'Cause someone's bound to get offended. If you happen to be a friend of mine, and you fit or have ever fit the description below, don't think I don't like you. If I didn't like you, I wouldn't hang out with you. And why do you care if I like you anyway?
There. I said it.
A couple of days ago Mina, as she does on an almost daily basis, asked me a hard-to-answer question completely out of left field.
Sometimes she wants to know what would happen if our house caught on fire.
"...but what if you and Daddy were asleep and couldn't save us?"
"...but what if you didn't wake up in time?"

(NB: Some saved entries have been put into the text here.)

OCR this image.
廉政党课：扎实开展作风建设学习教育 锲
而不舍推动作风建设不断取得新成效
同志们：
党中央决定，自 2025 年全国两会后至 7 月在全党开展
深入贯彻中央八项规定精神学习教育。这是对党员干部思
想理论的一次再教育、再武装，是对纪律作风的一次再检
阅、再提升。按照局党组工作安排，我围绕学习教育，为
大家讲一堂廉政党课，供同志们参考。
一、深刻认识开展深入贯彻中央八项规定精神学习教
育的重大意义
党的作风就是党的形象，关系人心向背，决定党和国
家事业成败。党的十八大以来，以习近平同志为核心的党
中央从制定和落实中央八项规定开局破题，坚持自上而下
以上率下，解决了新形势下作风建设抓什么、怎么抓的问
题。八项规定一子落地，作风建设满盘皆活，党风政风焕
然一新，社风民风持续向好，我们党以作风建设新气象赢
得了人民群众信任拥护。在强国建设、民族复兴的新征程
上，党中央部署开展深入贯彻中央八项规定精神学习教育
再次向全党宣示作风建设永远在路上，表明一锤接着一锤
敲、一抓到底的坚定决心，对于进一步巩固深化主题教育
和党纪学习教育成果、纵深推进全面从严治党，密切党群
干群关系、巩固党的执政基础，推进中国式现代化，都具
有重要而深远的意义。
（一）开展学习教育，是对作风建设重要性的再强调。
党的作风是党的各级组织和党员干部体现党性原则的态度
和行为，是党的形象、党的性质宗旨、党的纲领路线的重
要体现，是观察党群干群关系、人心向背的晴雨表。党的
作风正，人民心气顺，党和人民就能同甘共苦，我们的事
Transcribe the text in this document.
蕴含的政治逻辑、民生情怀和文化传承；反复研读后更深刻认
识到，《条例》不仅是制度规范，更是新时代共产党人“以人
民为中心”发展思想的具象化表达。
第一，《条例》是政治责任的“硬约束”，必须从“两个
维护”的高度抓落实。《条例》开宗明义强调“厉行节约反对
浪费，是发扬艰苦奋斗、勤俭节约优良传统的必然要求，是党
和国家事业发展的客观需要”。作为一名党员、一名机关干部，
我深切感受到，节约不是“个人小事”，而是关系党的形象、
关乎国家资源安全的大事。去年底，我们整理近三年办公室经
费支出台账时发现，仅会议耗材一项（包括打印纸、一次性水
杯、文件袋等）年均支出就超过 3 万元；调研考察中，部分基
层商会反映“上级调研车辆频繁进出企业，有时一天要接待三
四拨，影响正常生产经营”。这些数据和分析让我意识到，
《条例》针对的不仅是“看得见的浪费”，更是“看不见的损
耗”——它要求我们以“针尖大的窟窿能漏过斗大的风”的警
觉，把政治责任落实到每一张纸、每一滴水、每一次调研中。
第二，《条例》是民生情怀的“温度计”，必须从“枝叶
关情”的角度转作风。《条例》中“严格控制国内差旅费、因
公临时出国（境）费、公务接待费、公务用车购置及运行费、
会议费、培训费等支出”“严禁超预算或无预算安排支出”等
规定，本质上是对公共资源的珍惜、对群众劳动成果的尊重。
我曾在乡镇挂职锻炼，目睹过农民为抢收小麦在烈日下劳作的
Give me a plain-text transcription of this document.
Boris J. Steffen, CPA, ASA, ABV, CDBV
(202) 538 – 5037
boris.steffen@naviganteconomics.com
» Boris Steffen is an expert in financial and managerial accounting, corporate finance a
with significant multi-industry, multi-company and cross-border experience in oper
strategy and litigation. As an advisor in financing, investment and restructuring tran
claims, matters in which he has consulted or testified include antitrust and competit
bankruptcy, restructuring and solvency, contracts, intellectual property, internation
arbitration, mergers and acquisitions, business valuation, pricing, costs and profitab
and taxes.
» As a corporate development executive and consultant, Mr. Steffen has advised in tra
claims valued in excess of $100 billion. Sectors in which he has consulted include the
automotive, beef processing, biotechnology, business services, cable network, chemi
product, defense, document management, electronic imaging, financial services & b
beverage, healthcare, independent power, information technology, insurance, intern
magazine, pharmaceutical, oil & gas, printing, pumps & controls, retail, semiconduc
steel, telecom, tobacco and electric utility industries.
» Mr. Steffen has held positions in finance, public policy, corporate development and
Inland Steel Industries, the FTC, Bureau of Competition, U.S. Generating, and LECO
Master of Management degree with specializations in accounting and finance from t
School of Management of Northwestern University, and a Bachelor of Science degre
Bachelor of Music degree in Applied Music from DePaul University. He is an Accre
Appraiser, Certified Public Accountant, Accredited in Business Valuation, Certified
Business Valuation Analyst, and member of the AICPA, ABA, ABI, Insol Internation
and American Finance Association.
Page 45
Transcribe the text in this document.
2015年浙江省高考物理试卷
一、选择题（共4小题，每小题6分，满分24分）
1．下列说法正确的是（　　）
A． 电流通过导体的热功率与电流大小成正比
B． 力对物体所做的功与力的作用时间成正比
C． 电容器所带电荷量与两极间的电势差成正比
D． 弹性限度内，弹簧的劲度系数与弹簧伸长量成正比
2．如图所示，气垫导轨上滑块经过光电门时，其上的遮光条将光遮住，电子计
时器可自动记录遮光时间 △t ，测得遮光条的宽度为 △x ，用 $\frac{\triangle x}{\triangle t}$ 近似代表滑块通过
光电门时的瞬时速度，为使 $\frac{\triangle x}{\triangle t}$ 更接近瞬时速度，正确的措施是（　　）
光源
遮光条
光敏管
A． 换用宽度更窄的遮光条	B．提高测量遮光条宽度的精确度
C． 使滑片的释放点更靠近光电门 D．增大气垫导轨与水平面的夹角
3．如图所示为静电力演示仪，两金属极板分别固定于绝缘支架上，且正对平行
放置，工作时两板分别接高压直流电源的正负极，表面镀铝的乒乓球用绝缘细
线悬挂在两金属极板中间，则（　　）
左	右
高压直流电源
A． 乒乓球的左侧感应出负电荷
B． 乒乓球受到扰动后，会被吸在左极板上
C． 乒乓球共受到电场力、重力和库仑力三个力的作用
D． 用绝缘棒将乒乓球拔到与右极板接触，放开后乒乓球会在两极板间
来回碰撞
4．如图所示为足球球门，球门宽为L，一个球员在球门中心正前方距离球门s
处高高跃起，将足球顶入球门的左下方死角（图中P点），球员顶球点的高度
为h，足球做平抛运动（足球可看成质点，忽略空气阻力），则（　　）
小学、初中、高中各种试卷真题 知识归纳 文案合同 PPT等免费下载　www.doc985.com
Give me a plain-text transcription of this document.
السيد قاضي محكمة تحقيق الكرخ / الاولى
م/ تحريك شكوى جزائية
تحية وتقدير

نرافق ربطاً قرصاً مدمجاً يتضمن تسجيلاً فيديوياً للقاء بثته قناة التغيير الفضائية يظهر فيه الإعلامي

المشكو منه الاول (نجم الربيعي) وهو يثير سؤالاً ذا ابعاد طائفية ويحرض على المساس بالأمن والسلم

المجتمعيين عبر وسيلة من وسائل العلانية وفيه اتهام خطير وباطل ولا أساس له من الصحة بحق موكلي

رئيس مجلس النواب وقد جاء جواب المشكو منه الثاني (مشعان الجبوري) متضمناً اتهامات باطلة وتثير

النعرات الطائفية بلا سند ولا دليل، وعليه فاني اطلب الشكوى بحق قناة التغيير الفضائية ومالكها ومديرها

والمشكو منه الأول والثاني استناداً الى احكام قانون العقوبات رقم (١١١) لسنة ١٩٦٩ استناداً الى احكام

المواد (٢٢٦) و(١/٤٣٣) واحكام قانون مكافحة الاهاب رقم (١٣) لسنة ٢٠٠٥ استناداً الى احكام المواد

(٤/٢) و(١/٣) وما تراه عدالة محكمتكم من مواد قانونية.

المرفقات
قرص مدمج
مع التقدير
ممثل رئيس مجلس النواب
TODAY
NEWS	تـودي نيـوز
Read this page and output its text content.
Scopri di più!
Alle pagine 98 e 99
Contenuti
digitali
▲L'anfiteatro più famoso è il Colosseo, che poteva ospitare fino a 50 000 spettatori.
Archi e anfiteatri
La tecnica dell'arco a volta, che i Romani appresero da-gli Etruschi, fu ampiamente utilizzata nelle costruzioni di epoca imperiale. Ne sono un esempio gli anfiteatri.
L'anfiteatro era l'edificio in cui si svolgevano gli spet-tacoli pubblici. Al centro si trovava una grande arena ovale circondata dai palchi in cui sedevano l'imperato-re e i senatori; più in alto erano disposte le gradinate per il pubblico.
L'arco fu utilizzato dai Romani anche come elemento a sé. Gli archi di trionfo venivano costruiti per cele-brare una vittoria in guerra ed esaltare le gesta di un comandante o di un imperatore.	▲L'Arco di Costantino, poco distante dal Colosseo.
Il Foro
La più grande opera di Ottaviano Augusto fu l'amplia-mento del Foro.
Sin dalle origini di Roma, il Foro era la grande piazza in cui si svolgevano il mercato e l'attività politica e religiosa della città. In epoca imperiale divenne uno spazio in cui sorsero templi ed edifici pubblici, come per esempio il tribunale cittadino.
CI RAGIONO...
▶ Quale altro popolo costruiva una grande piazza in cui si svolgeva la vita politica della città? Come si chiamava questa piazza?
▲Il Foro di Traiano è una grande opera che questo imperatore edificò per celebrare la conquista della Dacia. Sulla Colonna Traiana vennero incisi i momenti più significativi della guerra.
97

"...but what if all my toys burned up? I like my toys!"
..."but I DON'T WANT NEW ONES!"
Neurosis is hereditary, and her future therapist(s) are going to hate me.
Her latest was, "Mama, what's a hippy?"
I try to keep it clean and, when necessary, clear cut and simple around the kidlets, so I told her it was someone who cared a lot about the Earth.
She thought about it for a moment.
"I care about the Earth! And Jesus."
Always with the Jesus, that one.
Then she wanted to know if Jesus was a hippy, and the more I thought about it the more I felt I could honestly answer in the affirmative.
"Mama, am I a hippy?"
I went through a more extensive checklist in my head:
-cares about the environment: check
-likes to run around naked: check
-doesn't brush hair: check
-listens to crappy music: not when I can help it
-smells like patchouli: negative
-feels superiority over everyone else: sometimes
-follows overrated bands around the country: not that I know of
-sleeps with everyone's boyfriend: presently, no
"No honey, you are not a hippy. And if I have anything to say about it, you won't ever be."